Moral / Intellectual

  • Determines whether the work conveys a lesson or message and how this can help readers better their lives. (The moral of the story is…)
  • Strives to improve our understanding of the world and humanity. (The world of the story is a model for us to understand the human condition, the dynamics of politics, etc.)
  • No set, prescribed morality is used to judge; it is left to the reader to determine the basis for judgment.

Topical / Historical

  • Stresses the relationship of literature to its historical period. If we are all “prisoners of our own times,” so are authors, and this influence will be visible in their works.
  • Readers seek the intellectual and social worlds of the authors.

Structuralist

  • Attempts to find relationships among elements that appear to be separate and discrete.
  • Seeks patterns such as whether a protagonist is active or submissive, whether he passes or fails a test, etc.
  • Allows a reader to compare to and cross over cultural and historic periods.
  • Similar to New Criticism, yet it is more archetypal in its approach.

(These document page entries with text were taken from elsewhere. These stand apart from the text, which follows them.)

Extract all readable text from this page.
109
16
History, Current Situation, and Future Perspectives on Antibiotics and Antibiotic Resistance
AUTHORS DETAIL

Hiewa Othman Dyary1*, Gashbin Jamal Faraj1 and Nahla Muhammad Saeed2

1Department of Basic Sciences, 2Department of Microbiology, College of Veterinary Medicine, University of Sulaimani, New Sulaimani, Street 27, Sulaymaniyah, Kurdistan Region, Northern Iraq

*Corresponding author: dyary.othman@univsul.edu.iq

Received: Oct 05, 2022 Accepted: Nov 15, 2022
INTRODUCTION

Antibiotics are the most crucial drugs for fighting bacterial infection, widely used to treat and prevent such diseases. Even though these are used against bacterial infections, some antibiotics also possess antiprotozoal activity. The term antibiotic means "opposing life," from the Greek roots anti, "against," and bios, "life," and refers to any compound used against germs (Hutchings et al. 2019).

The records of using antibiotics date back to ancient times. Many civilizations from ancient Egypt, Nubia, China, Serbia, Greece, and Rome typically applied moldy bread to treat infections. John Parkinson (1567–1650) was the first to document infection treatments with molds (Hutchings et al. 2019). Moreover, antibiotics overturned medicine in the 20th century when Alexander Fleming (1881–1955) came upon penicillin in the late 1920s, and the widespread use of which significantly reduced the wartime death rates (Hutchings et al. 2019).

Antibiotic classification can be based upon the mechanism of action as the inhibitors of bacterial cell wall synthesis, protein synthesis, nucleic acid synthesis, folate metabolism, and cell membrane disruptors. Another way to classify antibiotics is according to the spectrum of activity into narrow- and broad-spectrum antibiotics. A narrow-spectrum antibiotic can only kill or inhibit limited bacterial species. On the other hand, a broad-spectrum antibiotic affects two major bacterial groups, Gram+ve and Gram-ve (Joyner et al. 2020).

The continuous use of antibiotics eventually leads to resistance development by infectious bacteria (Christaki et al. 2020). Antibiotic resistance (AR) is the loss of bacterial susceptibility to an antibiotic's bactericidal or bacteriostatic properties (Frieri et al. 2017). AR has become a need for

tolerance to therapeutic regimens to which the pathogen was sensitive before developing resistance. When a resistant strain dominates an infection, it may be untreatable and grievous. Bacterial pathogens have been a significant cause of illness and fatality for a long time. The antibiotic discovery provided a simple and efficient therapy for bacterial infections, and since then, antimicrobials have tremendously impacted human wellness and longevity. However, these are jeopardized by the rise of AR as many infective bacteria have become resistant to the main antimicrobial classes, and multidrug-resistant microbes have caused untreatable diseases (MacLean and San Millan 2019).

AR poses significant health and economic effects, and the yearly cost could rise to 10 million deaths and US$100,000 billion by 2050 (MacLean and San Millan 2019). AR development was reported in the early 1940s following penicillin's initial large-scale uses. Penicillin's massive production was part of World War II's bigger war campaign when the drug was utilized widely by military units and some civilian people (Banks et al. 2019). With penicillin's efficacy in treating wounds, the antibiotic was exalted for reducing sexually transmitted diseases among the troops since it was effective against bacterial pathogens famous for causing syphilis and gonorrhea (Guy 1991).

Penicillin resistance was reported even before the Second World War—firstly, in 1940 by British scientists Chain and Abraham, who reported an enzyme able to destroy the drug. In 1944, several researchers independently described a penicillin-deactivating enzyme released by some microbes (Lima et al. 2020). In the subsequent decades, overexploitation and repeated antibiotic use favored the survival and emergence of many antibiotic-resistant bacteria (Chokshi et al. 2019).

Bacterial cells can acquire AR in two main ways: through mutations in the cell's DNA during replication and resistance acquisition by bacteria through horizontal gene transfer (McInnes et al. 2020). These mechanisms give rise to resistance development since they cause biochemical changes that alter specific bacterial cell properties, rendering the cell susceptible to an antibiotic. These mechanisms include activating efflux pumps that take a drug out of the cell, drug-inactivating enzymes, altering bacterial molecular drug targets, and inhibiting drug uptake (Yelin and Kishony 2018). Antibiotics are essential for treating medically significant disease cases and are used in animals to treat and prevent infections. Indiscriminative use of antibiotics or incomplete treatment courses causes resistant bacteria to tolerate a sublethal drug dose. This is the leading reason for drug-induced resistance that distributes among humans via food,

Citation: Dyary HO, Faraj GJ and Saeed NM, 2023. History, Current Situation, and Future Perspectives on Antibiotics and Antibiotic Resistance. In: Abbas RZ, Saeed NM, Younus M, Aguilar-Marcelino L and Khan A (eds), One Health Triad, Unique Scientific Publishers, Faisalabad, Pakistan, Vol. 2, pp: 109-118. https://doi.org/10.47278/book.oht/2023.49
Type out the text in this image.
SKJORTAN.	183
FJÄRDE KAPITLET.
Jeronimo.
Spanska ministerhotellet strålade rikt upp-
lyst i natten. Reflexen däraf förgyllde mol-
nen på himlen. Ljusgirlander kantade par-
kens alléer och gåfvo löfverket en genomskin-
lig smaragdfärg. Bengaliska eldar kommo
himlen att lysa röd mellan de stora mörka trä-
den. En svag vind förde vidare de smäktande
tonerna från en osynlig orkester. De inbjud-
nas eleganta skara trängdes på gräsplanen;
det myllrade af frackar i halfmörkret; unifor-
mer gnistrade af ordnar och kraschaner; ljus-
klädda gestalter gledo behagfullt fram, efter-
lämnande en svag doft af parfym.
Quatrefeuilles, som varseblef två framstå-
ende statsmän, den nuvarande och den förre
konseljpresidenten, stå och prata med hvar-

Psychological / Psychoanalytic

  • Based on Freudian theory, which assumes that all behavior can be understood and analyzed if one identifies the hidden and unconscious motives and drives.
  • Treats literature and characters like patients in therapy.

Archetypal / Symbolic / Mythic

  • Derived from psychoanalyst Carl Jung’s work, it is based on the premise that all life is built upon patterns, called archetypes.
  • These archetypes are similar throughout cultures and times.

Deconstructionist

  • Developed by French critic Jacques Derrida
  • Stresses contradiction.
  • Assumes that there is no central theme or truth in a given situation because circumstances dictate the “truth” of the situation. These are arbitrary and change over time.
  • Because of the transient nature of culture and circumstance, even language is relative to circumstance. Therefore, even interpreting the speech of another is full of “infinite substitutions” of meaning. (Very existential, no?)

Reader-Response

  • Rooted in phenomenology, which deals with “understanding of how things appear.”
  • Reality is defined by the individual’s perception of externals.
  • Readers serve as necessary third-parties in the author-text-reader relationship. A work is not fully created unless / until that third party engages it with his/her own knowledge and experience.
  • The more that a reader brings to the story (disciplined studies, lifelong interests, etc.), the more thorough and competent the reading response will be.